Ejemplo VII Interacciones proteína-proteína que involucran ELP

Se puede llevar acabo un ensayo in vitro de coinmunoprecipitación para encontrar o confirmar los compañeros de interacción con ELP. Por ejemplo, las células HEK293 con una confluencia del 50% se transfectan por medio de un método de lipofección. Para este propósito, se combinan vectores de expresión de mamífero que contienen ADNc que codifican para la ELP marcada con etiqueta y compañeros potenciales de interacción, con un reactivo de transfección de Lipofectamina (Life Technologies, Inc.) siguiendo las recomendaciones del fabricante, y cubierto sobre monocapas de células.

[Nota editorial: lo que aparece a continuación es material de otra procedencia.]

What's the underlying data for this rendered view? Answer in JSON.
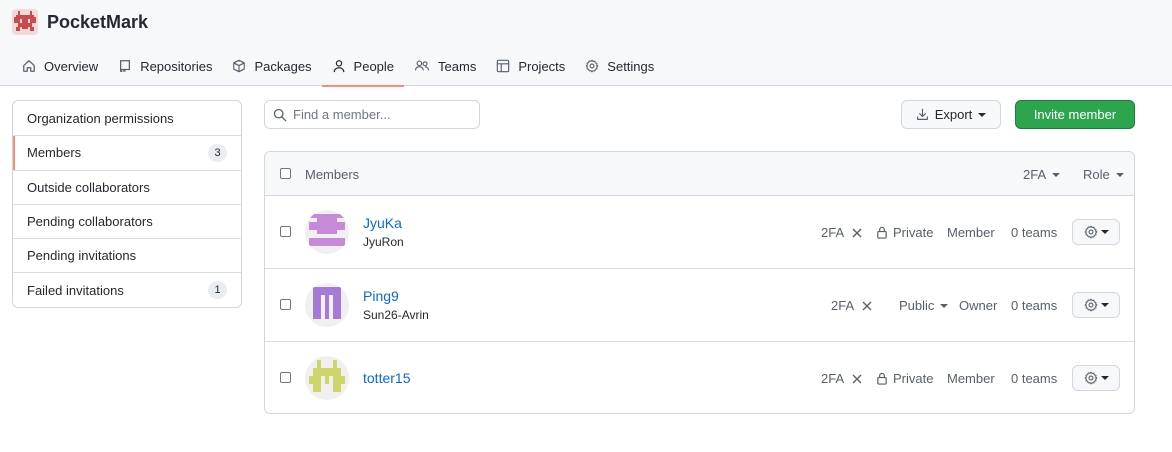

Las células son lisadas 25 horas después de la transfección en amortiguador co-IP (Tris HCl 20 mM pH 7,5, NaCl 140 mM, MgCl_{2} 1,5 mM, EDTA 1 mM, DTT 1 mM, Triton-X100 al 1%, glicerol al 10%, vanadato de sodio 1 mM, NaF 50 mM, e inhibidores de proteasa). Las inmunoprecipitaciones se llevan a cabo en amortiguador co-IP utilizando anticuerpos anti-etiqueta (por ejemplo, anti-HA, clon 3F10, Boehringer Mannheim) conjugados a agarosa-proteína G (Boehringer Mannheim). Las inmunoprecipitaciones de control se llevan a cabo utilizando IgG de rata o de ratón (Sigma-Aldrich). Después de 3 horas de incubación a 4ºC, se lavan los glóbulos 4 veces en amortiguador de lavado (Tris HCl 20 mM pH 7,5, NaCl 140 mM, MgCl_{2} 1,5 mM, EDTA 1 mM, DTT 1 mM, Triton-X100 al 1%, vanadato de sodio 1 mM, NaF 50 mM) y se resuspenden en 25 \mul de amortiguador de Laemmli. Se analizan los complejos inmunes por medio del ensayo SDS-PAGE/inmunotransferencias utilizando anticuerpos policlonales anti-ELP suministrados por la invención o por los anticuerpos anti-etiqueta, seguido por el anticuerpo secundario conjugado de peroxidasa de rábano picante (Amersham Pharmacia Biotech). La detección se puede llevar a cabo utilizando un método mejorado de detección de quimoluminiscencia (por ejemplo, ECL, Amersham Pharmacia Biotech).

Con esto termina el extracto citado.